China’s yuan weakened against the U.S. dollar on Thursday after the central bank fixed its official midpoint at a fresh three-week low, while corporate demand for the greenback also weighed on the Chinese currency. The People’s Bank of China set the midpoint rate at 6.8197 per dollar before the market opened, the weakest level since May 31 and softer than the previous fix at 6.8193. In the spot market, corporate demand for the U.S. currency played a dominant role in morning trade, dragging down the yuan further, traders said.
“Seasonal dollar demand has been high recently on company dividend distributions and oil firm purchases for their businesses,” said a Shanghai-based trader at a Chinese bank. Spot opened at 6.8306 per dollar and was changing hands at 6.8317 at midday, 18 pips weaker than the previous late session close and 0.18 percent softer than the midpoint. Some analysts pointed out that the onshore yuan’s 0830 GMT settlement price has persistently traded lower than the same day’s guidance in the past week, despite the implementation of a so-called counter-cyclical factor to curb the yuan’s one-way depreciation expectations.
“We are staying vigilant on a wide gap between onshore spot and fixing. If the dollar weakens broadly, the elevated spot-fixing spread will spur a selloff in the dollar as with what happened in late May,” said Gao Qi, FX strategist at Scotiabank. China takes the official market closing price at 0830 GMT into consideration when it fixes the official guidance rate. The market also has an evening session lasting until 11:30 p.m. In late May, authorities suddenly allowed the yuan exchange rate to strengthen by more than 1 percent, a sizable leap for a currency that normally trades in a wafer-thin range and shed 6.5 percent last year.
The yuan’s renewed weakness comes on the back of gains in the dollar since the start of the month. Another trader at a Chinese bank said the yuan would likely continue its focus on movements in the dollar, with index provider MSCI’s decision to add some mainland A shares to a key index not having a significant impact in the near term.

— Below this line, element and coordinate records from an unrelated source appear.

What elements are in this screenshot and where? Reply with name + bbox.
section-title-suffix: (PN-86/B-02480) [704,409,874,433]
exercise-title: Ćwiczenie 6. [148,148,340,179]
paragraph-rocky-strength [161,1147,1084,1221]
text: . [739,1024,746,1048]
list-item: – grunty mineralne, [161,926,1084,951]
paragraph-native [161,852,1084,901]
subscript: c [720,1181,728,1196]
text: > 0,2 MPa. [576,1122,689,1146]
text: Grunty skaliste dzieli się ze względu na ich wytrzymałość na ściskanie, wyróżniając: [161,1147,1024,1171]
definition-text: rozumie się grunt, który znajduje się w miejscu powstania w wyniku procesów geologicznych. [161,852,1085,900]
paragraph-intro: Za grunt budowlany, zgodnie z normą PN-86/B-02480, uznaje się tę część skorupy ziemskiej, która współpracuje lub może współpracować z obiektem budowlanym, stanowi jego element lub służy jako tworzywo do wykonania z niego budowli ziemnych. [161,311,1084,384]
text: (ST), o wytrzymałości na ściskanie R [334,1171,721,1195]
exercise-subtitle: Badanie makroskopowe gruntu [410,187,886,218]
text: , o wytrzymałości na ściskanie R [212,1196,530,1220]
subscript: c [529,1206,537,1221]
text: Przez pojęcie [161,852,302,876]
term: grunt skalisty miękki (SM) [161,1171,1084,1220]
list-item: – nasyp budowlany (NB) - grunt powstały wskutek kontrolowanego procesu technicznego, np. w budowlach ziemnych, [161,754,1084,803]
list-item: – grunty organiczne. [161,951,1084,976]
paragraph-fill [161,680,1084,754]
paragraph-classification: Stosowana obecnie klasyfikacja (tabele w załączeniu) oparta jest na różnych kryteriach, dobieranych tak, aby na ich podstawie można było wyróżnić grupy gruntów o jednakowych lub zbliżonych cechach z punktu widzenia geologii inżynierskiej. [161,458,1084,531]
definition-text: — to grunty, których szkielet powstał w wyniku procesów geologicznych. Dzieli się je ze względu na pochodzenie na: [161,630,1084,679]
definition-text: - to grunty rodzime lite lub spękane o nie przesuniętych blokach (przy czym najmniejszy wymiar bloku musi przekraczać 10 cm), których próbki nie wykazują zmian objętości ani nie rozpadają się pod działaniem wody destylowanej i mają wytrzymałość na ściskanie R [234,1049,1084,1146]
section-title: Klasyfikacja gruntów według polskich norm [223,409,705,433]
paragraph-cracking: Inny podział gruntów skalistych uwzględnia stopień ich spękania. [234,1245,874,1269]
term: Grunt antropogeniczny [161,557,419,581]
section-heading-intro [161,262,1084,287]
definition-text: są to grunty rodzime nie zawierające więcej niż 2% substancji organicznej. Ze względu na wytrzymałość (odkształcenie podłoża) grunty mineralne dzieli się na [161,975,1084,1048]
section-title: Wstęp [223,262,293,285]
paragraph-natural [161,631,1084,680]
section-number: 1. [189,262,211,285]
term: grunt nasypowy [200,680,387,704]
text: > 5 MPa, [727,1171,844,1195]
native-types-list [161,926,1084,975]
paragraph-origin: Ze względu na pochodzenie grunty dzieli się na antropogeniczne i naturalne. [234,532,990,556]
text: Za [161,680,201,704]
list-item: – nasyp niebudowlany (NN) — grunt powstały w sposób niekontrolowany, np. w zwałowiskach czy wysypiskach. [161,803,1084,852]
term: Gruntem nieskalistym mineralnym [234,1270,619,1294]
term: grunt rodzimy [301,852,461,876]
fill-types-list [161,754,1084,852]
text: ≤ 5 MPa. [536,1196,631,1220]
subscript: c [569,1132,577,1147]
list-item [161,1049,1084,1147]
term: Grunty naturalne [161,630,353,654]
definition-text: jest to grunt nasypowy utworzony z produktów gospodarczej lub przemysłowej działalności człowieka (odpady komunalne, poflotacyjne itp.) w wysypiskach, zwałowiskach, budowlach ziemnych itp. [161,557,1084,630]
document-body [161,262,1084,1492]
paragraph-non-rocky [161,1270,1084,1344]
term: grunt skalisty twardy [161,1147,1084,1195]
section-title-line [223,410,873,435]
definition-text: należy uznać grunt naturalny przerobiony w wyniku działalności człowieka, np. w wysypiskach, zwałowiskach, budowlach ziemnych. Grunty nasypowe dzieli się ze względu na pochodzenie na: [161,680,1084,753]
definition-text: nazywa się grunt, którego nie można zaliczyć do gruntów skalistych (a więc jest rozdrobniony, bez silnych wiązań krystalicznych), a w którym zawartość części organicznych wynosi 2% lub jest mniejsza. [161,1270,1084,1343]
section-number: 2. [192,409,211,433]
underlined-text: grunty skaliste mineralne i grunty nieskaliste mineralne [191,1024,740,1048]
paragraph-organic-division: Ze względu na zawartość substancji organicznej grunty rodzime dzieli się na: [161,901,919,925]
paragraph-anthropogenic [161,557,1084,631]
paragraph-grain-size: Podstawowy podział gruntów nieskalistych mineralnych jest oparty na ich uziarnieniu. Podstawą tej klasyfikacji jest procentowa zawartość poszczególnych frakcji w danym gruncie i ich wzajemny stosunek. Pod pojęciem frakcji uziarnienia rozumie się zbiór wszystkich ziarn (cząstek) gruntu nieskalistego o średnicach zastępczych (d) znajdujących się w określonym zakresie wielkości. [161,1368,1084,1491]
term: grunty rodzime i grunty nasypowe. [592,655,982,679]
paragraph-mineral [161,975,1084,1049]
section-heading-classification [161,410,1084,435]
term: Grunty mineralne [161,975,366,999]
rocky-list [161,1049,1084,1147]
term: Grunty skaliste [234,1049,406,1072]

The Thomson Reuters/HKEX Global CNH index, which tracks the offshore yuan against a basket of currencies on a daily basis, stood at 94.29, weaker than the previous day’s 94.43.
The global dollar index fell to 97.5 from the previous close of 97.559. The offshore yuan was trading 0.01 percent firmer than the onshore spot at 6.8308 per dollar. Offshore one-year non-deliverable forwards contracts (NDFs), considered the best available proxy for forward-looking market expectations of the yuan’s value, traded at 7.0045, 2.64 percent weaker than the midpoint. One-year NDFs are settled against the midpoint, not the spot rate.